Neil Sheehan, the Pulitzer Prize-winning author of “A Bright Shining Lie,” worked with Herndon in UPI’s Saigon bureau. He called Herndon a “tough Texan.”
“Ray was a splendid journalist, because he had both physical and moral courage,” he told Times. “(He) really believed in getting the truth out no matter what the risk.”
After his time with UPI, Herndon worked for the St. Petersburg Times, the Miami Herald, the Dallas Times Herald and the Los Angeles Times.
At the Times Herald, he was nominated for a Pulitzer Prize for his investigative stories on Michael Anthony Woten, who was serving a 55-year prison term for a robbery conviction. Herndon’s articles proved Woten’s alibi at the time of the robbery, resulting in his freedom from a Texas prison.
“Ray believed in using journalism to stand up for the underdog and as a force for doing good,” said Times editor Davan Maharaj. “He achieved a tremendous record of using daily journalism to hold elected officials accountable for their actions. He imparted many of those values on journalists across the country.”

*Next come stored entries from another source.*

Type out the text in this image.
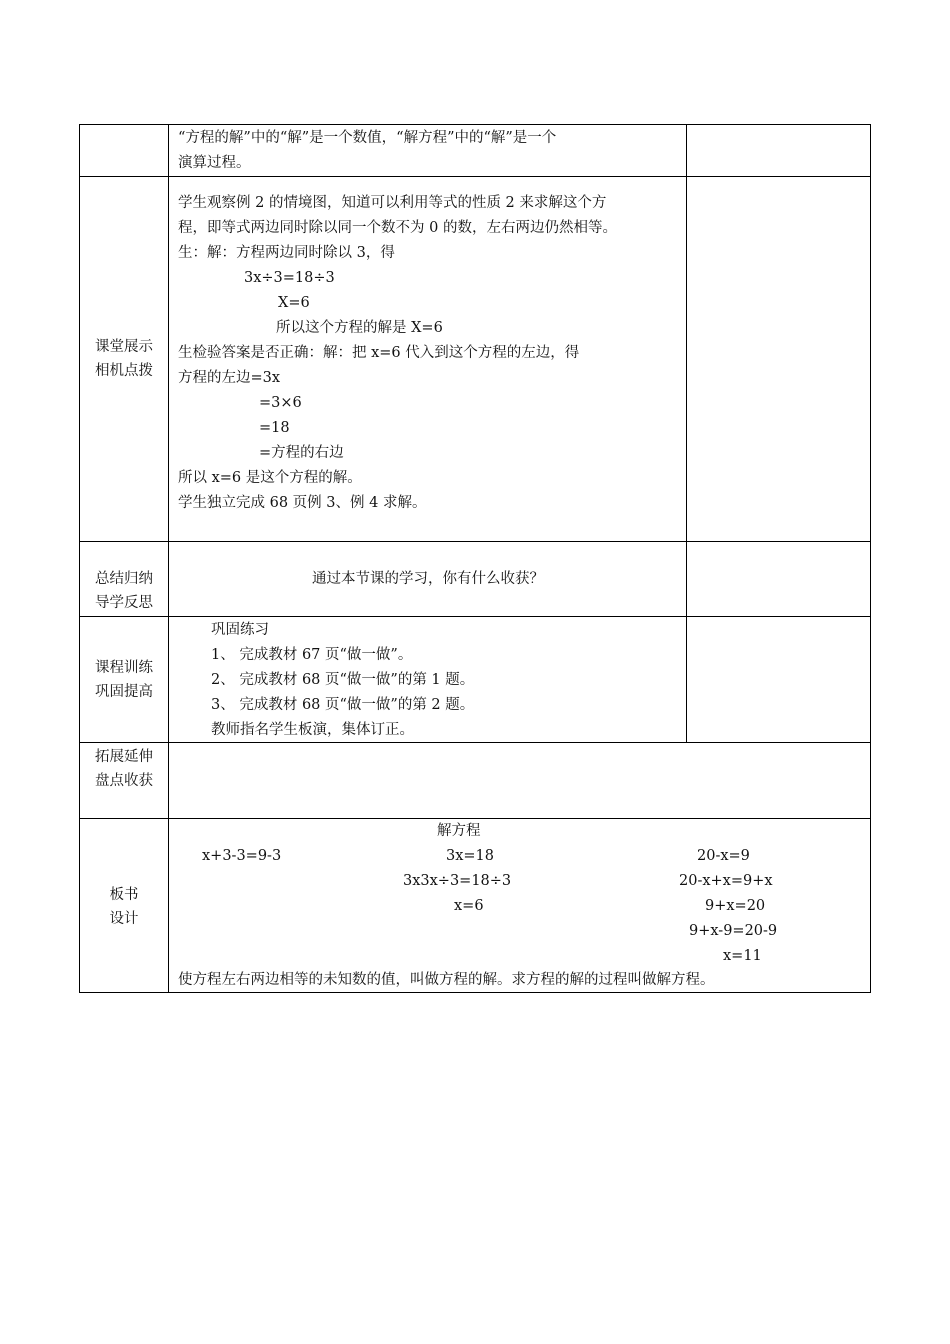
“方程的解”中的“解”是一个数值，“解方程”中的“解”是一个
演算过程。
课堂展示
相机点拨
学生观察例 2 的情境图，知道可以利用等式的性质 2 来求解这个方
程，即等式两边同时除以同一个数不为 0 的数，左右两边仍然相等。
生：解：方程两边同时除以 3，得
3x÷3=18÷3
X=6
所以这个方程的解是 X=6
生检验答案是否正确：解：把 x=6 代入到这个方程的左边，得
方程的左边=3x
=3×6
=18
=方程的右边
所以 x=6 是这个方程的解。
学生独立完成 68 页例 3、例 4 求解。
总结归纳
导学反思
通过本节课的学习，你有什么收获？
课程训练
巩固提高
巩固练习
1、 完成教材 67 页“做一做”。
2、 完成教材 68 页“做一做”的第 1 题。
3、 完成教材 68 页“做一做”的第 2 题。
教师指名学生板演，集体订正。
拓展延伸
盘点收获
板书
设计
解方程
x+3-3=9-3	3x=18
3x3x÷3=18÷3
x=6
20-x=9
20-x+x=9+x
9+x=20
9+x-9=20-9
x=11
使方程左右两边相等的未知数的值，叫做方程的解。求方程的解的过程叫做解方程。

Despite his extensive career, his son, Philippe Herndon, told The Orange County (Calif.) Register his father was a devoted family man.
“He just did some really remarkable stuff but you would never gather it because he was cooking his five-alarm chili at home,” he said. “He was just a very incredibly committed man.”
Herndon is survived by his wife, Annie, two sons, Paul and Philippe, and a grandson.